Bein expressed her appreciation of the peaceful childhood she enjoyed in Harbin.

"During the war, when the whole of Europe was aflame, we enjoyed a comfortable life," she said.

By the end of the World War II, there were about 30,000 Jews in China.

"Thirty thousand people came and 30,000 people left China," said Teddy Kaufman, President of Association of Former Residents of China and Israel China Friendship Society.

"Nobody was killed," he said.

China is one of the few nations of the world that opened its doors to Jews fleeing the Holocaust. Today, China is preserving the buildings that housed the Jewish community, a thing that is almost unheard of.

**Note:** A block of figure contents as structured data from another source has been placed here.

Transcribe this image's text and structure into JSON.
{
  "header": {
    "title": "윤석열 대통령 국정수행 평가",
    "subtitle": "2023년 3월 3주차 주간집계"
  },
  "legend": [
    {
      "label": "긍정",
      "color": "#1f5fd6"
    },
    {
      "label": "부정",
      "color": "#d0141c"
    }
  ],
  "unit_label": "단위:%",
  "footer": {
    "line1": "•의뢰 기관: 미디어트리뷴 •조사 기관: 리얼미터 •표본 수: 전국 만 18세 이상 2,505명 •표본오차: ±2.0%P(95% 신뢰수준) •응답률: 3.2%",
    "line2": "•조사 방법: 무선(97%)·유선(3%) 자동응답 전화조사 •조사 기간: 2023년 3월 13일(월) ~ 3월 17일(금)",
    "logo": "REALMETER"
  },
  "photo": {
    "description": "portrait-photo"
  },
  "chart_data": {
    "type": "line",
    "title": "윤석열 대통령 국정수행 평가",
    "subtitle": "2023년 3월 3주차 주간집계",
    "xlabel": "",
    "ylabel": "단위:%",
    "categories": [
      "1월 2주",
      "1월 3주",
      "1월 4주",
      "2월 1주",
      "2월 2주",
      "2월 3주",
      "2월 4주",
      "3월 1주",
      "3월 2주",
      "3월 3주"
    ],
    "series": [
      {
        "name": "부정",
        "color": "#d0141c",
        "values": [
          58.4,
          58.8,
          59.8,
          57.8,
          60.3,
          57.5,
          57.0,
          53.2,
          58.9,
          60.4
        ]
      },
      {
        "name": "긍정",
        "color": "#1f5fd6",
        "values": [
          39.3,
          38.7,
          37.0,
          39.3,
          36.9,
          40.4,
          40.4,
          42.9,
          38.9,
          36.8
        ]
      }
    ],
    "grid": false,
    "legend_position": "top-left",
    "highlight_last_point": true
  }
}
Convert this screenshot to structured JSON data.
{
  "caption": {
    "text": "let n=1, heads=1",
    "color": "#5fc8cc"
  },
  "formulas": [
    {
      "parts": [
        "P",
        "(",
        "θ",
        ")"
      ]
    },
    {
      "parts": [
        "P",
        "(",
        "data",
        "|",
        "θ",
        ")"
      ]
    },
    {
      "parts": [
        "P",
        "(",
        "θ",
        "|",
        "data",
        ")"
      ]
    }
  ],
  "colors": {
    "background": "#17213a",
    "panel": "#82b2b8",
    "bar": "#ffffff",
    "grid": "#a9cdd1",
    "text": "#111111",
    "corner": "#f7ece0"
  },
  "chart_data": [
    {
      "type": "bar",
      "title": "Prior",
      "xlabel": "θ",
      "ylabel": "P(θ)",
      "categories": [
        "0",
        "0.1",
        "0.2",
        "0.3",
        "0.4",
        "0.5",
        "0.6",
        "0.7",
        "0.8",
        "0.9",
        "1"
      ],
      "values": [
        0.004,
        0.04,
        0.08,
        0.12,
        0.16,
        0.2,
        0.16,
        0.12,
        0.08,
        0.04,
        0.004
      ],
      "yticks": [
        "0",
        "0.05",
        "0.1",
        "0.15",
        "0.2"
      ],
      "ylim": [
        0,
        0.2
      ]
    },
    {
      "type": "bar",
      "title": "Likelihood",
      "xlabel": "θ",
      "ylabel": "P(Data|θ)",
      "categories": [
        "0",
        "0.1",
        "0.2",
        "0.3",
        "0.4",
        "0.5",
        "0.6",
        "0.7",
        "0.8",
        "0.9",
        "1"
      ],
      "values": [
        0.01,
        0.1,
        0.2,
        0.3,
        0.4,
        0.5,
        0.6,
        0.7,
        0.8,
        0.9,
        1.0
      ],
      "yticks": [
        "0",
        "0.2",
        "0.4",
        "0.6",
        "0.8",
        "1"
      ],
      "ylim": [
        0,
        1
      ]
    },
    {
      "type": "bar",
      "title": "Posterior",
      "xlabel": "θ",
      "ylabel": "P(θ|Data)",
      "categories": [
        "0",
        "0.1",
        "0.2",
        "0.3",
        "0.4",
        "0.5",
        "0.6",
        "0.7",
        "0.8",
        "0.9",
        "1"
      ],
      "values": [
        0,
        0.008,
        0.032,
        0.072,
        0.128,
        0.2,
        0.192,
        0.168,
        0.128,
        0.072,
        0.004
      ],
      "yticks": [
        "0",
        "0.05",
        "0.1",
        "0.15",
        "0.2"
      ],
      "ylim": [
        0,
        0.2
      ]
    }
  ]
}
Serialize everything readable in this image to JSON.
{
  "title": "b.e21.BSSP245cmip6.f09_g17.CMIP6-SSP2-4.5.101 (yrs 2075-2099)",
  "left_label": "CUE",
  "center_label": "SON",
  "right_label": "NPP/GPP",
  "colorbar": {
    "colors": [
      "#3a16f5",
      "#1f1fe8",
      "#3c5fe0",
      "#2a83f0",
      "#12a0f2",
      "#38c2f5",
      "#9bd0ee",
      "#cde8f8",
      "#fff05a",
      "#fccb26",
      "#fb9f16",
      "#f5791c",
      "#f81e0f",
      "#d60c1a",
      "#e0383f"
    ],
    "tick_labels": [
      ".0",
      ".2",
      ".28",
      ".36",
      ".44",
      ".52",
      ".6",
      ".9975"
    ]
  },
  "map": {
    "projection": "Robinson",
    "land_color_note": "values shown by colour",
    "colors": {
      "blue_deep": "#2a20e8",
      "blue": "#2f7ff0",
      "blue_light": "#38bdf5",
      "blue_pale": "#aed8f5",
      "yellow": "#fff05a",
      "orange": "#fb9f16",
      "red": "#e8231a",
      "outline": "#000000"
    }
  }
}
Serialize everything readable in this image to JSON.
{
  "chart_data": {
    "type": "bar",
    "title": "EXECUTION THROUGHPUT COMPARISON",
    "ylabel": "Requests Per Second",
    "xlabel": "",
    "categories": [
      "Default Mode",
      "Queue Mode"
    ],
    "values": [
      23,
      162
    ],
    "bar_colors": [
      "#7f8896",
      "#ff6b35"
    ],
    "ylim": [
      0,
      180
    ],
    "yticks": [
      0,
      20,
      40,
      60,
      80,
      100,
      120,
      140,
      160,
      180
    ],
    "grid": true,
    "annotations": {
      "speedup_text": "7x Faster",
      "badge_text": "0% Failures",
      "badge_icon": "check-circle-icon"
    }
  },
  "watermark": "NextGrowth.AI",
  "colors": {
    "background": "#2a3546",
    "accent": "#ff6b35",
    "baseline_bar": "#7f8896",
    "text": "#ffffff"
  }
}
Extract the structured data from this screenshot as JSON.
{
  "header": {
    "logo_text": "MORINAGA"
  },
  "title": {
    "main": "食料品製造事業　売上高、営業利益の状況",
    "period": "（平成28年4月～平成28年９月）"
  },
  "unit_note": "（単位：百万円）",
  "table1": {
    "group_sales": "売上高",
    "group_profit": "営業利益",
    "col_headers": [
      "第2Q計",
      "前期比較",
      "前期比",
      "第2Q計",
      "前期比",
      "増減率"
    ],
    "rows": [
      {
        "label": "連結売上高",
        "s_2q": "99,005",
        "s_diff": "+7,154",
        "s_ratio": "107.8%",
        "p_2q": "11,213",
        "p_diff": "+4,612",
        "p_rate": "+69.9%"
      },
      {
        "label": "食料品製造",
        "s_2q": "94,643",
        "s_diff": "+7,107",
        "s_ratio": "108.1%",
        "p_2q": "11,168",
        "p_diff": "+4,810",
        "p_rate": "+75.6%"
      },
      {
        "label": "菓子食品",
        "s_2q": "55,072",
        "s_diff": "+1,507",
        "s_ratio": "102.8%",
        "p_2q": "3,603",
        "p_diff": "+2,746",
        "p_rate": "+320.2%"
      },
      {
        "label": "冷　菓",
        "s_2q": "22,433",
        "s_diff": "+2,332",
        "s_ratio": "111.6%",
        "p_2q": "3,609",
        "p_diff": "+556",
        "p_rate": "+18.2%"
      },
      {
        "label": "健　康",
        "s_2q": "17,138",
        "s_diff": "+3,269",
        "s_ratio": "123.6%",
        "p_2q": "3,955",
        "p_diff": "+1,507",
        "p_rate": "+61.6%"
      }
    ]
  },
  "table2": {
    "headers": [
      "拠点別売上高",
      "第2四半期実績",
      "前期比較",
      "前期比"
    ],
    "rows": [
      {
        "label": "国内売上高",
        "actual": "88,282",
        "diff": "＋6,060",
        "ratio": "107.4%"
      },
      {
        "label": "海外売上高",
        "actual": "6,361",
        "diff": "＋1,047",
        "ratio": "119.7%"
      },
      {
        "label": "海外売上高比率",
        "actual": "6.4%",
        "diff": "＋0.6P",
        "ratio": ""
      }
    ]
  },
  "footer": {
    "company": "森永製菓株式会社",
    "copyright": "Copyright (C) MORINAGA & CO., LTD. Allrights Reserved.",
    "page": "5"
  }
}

Harbin has preserved the largest Jewish cemetery in East Asia, which has about 600 tombstones and includes the grave of the grandfather of the Israeli Prime Minister Ehud Olmert.

The city's dozens of Jewish assembly halls, hotels, schools, hospitals, banks, shopping malls, dwelling houses, kindergartens and office buildings, some of which are nearly a century old, are protected by Harbin municipal government.

Some of buildings have been repaired and maintained in large scale, like the Jewish New Synagogue, which was restored in 2005.

How do you say "Thank you" in Chinese?